- VCD cover
- Directed by: V. Sekhar
- Written by: V. Sekhar Mohan Shankar (dialogue)
- Based on: Varavu Ettana Selavu Pathana
- Produced by: G. Ramachandran
- Starring: Ramesh Aravind Meena
- Cinematography: Raju Mahendran
- Edited by: Jo Ni Harsha
- Music by: Sadhu Kokila
- Production company: G R Gold Films
- Release date: 29 June 2010;
- Running time: 159 minutes
- Country: India
- Language: Kannada

= Hendtheer Darbar =

Hendtheer Darbar is a 2010 Indian Kannada language comedy-drama film written and directed by V. Sekhar and produced by G. Ramachandran. The film stars Ramesh Aravind and Meena along with Rangayana Raghu and Sadhu Kokila in pivotal roles. The film is a remake of Sekhar's own Tamil film Varavu Ettana Selavu Pathana released 16 years ago in 1994.
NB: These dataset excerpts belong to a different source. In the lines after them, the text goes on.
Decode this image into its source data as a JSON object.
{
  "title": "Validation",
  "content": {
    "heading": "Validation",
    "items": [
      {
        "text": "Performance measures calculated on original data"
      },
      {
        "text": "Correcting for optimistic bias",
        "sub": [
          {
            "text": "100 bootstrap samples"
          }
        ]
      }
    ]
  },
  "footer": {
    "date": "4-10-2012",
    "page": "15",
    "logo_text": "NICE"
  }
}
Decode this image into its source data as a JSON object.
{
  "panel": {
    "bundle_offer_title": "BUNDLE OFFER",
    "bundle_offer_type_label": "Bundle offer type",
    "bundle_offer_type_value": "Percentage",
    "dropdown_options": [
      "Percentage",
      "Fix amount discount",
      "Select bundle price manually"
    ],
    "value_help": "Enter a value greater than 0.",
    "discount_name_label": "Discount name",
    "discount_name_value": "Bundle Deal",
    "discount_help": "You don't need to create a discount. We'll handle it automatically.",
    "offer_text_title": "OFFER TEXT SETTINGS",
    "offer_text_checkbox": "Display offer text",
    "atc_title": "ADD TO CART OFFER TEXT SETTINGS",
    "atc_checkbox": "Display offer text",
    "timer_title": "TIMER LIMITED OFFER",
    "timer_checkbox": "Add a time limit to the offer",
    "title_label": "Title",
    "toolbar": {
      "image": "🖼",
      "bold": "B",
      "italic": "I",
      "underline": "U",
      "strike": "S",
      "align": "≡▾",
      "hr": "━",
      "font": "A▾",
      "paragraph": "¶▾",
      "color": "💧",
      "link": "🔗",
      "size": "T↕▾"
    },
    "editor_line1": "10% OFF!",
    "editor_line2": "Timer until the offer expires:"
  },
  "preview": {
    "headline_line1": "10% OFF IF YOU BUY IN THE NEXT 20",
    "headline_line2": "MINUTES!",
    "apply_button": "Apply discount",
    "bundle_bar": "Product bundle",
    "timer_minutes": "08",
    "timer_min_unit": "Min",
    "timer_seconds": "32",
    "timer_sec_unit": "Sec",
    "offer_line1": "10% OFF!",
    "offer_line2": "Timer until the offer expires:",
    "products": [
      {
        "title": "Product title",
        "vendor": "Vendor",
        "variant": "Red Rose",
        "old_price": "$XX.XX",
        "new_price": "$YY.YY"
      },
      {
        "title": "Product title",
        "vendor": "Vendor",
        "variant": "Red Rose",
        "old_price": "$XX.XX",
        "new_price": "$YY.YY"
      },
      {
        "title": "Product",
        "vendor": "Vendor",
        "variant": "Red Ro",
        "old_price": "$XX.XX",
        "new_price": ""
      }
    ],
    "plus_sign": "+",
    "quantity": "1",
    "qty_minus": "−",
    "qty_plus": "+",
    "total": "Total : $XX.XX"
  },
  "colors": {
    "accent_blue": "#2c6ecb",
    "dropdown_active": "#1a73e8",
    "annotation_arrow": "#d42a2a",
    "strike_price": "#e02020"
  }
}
The film released on 29 June 2010 across Karnataka. The film was a sleeper hit at the box-office with the collections picking up slowly after the release.

== Cast ==
- Ramesh Aravind as Shivaramu
- Meena as Radha
- Rangayana Raghu
- Sadhu Kokila
- Ambika Soni
- G. Ramachandran
- Anantha Velu
- Layendra
- Preethi

== Soundtrack ==

Track listing
| No. | Title | Singer(s) | Length |
|---|---|---|---|
| 1. | "Bele Bele" | Anoop Seelin |  |
| 2. | "Muddata Oddata" | Shamitha Malnad |  |
| 3. | "Devathe Devathe" | Achal Khan, Nanditha |  |
| 4. | "Barlaa Maga" | Hemanth Kumar |  |
| 5. | "Are Nodu Hendtheera Darbar" | Hemanth Kumar, Sadhu Kokila, Shamitha Malnad, Usha |  |

== Reception ==
=== Critical response ===

A critic from The Times of India scored the film at 2.5 out of 5 stars and says "Ramesh delivers a brilliant performance, shining in the dishum dishum sequences too, while Meena is simply superb. The role of the MLA (GR) with a Tamil accent in indigestible. Rangayana Raghu impresses. Music by Sadhu Kokila and camera by Raju Mahendra are average". BSS from Deccan Herald wrote "The first half of “Hendthir...” impresses with a tight screenplay and, some believable dialogues by S Mohan with little in terms of vulgarity. It is in the second half, however, that the film slips".